Data firm reveals scale of asking price reductions in central London

Data company Propcision has quantified the scale of asking price reductions on some prime central London properties, with many dropping by 20 per cent and a small number around 30 per cent. 

One particular property’s asking price in Wilton Mews in Westminster has had its price cut by £6m - equivalent to 14 per cent of its original asking figure. This is thought to be the largest asking price fall in absolute terms. 

“Whilst the overall average price reduction in London appears to be between five per cent and seven per cent, the bulk of steeper reductions of 15 per cent to 20 per cent fall mostly on properties in Central London with most taking place in Westminster, Wandsworth, Kensington and Chelsea, Lambeth and Hammersmith and Fulham” says Michelle Ricci, co-founder of Propcision.

However, a few even larger price reductions are to be found across the capital and not just in prime areas, although she says asking price drops of this scale are rare.

“Marketing history of the properties suggest a series of reductions over time. It may be that sellers initially priced ambitiously with hopes of an ever-increasing market. These sellers may now have acclimated themselves to a changing-market strained under a combination of political and economic pressure alongside a series of changes in taxation” says Ricci.

  • Brit Sixteen Sixty Four

    And so it begins. The central London property crash is really starting to get traction. The panama papers with the naming of properties owners in off shore companies combined with the planned marketing of properties to Londoners for 6 months before foreign investors will speed this up.

    We haven't even got onto the effect of Brexit on house prices.

  • icon

    A huge problem and hats off to Michelle and the team for identifying this and other issues within the property market. However, the likelihood that this will have a major effect outside of the capital is small; predominantly as the ultra expensive end of the market, fuelled by foreign money being poured in to clean or protect it from prying eyes, is almost a market within a market and, thus, has an unintentional but real firewall.

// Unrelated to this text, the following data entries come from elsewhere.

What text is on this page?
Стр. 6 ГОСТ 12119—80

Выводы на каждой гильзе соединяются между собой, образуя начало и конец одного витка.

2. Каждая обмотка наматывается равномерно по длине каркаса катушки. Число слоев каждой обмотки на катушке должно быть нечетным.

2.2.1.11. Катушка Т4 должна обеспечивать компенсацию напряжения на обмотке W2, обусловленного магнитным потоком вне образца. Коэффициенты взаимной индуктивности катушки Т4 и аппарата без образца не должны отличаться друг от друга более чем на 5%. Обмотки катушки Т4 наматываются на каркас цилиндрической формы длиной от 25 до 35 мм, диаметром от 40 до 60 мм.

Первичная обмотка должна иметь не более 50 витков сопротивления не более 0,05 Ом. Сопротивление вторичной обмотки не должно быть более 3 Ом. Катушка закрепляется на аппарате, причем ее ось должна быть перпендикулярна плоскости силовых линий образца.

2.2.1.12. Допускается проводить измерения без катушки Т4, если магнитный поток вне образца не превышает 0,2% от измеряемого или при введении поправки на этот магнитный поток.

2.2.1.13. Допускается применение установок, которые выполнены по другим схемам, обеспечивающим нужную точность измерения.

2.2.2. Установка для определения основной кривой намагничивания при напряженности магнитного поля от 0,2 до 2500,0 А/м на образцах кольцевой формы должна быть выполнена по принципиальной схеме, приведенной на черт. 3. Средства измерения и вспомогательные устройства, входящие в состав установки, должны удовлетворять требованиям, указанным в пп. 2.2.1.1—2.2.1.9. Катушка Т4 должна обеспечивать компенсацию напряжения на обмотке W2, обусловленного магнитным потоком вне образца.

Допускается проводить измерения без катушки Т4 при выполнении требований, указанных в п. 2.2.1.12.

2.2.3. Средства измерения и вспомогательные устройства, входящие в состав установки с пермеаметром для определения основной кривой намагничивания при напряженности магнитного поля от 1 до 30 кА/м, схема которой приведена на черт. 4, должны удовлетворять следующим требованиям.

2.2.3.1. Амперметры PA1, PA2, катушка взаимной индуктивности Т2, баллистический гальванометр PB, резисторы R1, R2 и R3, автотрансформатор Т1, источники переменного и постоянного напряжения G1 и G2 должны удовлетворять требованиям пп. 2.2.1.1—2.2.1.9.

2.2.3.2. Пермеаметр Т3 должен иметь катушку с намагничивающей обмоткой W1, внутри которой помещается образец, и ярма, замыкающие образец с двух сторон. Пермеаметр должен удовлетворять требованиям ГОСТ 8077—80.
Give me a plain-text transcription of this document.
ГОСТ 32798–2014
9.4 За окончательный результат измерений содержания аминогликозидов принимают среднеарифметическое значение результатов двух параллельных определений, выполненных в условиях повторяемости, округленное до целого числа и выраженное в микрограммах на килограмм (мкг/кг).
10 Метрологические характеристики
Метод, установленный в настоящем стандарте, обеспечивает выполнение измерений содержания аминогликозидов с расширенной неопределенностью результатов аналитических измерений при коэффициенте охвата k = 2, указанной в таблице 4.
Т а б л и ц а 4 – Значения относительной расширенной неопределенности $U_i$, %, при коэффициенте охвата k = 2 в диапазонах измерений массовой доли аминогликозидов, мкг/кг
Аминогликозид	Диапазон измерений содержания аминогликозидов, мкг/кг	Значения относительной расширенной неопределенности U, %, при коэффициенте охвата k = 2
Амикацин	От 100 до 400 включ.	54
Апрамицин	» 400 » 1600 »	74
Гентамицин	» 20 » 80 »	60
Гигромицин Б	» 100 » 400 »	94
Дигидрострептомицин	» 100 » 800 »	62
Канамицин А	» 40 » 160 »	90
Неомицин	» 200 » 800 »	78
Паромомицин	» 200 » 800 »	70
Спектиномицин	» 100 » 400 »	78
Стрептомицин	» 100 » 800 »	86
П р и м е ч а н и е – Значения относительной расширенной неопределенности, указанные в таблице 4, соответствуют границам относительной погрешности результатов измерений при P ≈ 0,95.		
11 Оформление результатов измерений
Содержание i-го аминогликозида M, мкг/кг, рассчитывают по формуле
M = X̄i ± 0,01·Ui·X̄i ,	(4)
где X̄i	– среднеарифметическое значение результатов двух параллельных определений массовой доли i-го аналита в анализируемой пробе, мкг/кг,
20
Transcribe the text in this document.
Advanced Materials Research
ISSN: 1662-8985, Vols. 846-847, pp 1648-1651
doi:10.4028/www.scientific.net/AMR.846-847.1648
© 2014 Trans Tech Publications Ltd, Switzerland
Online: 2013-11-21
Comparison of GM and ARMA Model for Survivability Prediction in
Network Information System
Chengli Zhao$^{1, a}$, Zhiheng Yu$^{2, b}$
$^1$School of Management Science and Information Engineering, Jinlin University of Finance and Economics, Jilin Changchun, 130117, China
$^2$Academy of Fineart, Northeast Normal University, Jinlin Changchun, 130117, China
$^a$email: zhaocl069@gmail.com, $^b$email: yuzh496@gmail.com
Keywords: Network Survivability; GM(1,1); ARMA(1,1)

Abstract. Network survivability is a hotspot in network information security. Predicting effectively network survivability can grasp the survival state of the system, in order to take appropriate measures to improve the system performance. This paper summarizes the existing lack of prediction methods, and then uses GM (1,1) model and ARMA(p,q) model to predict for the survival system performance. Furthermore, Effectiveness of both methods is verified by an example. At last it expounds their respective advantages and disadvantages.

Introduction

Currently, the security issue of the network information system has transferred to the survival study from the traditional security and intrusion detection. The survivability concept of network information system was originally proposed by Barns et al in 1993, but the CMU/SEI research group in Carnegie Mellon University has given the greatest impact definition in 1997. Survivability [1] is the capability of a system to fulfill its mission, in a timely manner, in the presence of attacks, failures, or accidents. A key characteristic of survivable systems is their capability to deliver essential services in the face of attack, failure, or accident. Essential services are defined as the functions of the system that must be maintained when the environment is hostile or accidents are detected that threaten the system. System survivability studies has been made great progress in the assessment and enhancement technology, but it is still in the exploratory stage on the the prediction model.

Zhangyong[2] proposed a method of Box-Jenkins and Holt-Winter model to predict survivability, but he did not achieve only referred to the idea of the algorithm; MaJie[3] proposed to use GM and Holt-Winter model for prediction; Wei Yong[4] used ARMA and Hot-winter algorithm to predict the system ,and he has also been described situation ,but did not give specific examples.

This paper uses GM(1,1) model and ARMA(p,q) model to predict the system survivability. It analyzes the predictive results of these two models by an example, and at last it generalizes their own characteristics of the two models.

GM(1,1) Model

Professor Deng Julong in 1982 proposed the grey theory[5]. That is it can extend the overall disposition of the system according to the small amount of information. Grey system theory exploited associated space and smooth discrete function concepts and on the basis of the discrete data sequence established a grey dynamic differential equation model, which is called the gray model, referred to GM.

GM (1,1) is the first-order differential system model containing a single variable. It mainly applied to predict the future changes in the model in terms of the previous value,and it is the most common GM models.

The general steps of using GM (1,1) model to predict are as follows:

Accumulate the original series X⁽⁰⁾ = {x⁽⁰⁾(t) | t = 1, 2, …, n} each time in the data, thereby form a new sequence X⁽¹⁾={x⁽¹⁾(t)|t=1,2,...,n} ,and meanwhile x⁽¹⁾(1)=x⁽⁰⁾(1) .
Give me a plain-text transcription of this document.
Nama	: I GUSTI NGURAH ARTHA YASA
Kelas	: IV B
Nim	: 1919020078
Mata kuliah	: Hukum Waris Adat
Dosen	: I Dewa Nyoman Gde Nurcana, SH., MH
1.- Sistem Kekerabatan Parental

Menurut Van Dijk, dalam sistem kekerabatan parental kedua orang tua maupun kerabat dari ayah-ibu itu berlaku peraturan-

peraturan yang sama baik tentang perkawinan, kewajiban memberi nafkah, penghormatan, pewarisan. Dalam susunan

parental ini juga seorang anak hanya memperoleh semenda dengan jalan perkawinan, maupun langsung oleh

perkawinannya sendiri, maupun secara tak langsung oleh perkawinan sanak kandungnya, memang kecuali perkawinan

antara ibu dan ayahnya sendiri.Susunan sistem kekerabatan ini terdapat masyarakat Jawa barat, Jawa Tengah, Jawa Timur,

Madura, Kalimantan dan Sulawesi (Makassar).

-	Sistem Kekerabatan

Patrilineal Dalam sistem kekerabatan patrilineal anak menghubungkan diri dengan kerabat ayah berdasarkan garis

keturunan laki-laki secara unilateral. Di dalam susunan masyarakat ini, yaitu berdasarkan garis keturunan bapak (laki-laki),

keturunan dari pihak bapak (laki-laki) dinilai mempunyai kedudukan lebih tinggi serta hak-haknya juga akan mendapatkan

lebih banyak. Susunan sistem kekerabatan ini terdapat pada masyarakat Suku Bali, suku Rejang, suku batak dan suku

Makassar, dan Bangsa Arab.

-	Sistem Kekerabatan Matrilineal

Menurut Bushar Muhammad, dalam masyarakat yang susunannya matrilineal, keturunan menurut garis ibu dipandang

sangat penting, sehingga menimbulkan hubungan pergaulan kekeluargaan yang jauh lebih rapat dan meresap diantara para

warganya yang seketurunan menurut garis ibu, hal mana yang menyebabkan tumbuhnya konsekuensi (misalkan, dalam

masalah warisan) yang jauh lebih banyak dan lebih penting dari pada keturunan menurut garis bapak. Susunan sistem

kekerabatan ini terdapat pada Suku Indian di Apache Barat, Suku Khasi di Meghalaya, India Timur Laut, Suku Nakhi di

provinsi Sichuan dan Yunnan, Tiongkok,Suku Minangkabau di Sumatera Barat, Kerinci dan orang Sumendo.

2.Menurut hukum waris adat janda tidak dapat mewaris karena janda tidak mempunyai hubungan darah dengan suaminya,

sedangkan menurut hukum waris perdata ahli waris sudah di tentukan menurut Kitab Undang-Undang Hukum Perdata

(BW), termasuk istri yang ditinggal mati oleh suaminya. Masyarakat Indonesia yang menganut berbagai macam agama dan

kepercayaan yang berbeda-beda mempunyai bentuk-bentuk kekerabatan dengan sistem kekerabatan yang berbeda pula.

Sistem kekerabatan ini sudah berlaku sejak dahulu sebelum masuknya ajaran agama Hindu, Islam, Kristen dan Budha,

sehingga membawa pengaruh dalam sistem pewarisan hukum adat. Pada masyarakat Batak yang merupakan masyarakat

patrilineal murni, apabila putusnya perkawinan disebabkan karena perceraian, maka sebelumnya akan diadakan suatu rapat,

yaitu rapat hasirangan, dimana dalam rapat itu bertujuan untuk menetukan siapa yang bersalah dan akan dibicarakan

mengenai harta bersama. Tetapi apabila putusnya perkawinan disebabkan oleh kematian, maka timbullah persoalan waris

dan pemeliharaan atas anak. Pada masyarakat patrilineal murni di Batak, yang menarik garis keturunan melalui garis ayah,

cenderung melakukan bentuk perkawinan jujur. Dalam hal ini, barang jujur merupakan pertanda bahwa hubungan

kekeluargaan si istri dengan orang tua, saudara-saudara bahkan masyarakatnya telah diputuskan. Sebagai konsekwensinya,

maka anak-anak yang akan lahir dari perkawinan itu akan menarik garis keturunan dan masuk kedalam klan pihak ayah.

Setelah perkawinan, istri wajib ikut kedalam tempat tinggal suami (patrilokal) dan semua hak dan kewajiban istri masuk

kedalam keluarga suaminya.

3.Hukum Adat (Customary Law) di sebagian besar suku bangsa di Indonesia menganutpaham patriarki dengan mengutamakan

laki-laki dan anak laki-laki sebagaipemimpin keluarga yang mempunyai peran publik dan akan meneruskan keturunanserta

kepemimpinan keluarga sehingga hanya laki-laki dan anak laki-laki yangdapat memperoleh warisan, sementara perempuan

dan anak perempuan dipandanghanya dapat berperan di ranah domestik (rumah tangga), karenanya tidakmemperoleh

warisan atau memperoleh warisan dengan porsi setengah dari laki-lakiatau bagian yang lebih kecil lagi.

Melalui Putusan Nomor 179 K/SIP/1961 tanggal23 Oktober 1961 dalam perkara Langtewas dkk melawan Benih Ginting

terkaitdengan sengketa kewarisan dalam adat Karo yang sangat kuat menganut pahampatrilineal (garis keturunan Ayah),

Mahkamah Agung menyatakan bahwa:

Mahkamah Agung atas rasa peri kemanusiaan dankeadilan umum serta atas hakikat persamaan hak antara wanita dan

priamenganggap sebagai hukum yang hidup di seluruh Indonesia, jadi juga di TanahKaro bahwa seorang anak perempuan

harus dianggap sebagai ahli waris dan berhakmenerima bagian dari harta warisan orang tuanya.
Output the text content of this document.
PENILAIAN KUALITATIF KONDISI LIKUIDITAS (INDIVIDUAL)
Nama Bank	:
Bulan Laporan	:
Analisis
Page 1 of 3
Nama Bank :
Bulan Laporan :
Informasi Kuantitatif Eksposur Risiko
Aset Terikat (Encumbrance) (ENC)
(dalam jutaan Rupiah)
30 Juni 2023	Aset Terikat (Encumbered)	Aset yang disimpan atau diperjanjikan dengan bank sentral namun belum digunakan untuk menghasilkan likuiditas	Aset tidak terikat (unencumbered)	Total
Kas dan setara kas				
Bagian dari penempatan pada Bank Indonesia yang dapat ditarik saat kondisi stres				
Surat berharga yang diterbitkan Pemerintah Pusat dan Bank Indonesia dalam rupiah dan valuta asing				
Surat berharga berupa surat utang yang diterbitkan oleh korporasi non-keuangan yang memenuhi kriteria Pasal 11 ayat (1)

  • Brit Sixteen Sixty Four

    House price falls can ripple out of central London just as house price rises have rippled out before. Nine Elms is not central London and the prices are falling like other struggling developments across London. Yearly figures will hide the slowdown, monthly ones will show the spread/contagion.

  • Terence Dicks

    Who says there is a crash?? Central London prices have been over-inflated for years due to large amounts of money being laundered by overseas "investors" purchasing them. Now the noose is being tightened and these "investors" are being told to declare where the money comes from (even existing owners) the easy living central London agents have had is coming to an end. Time to learn how to be an estate agent methinks. As for a crash-no.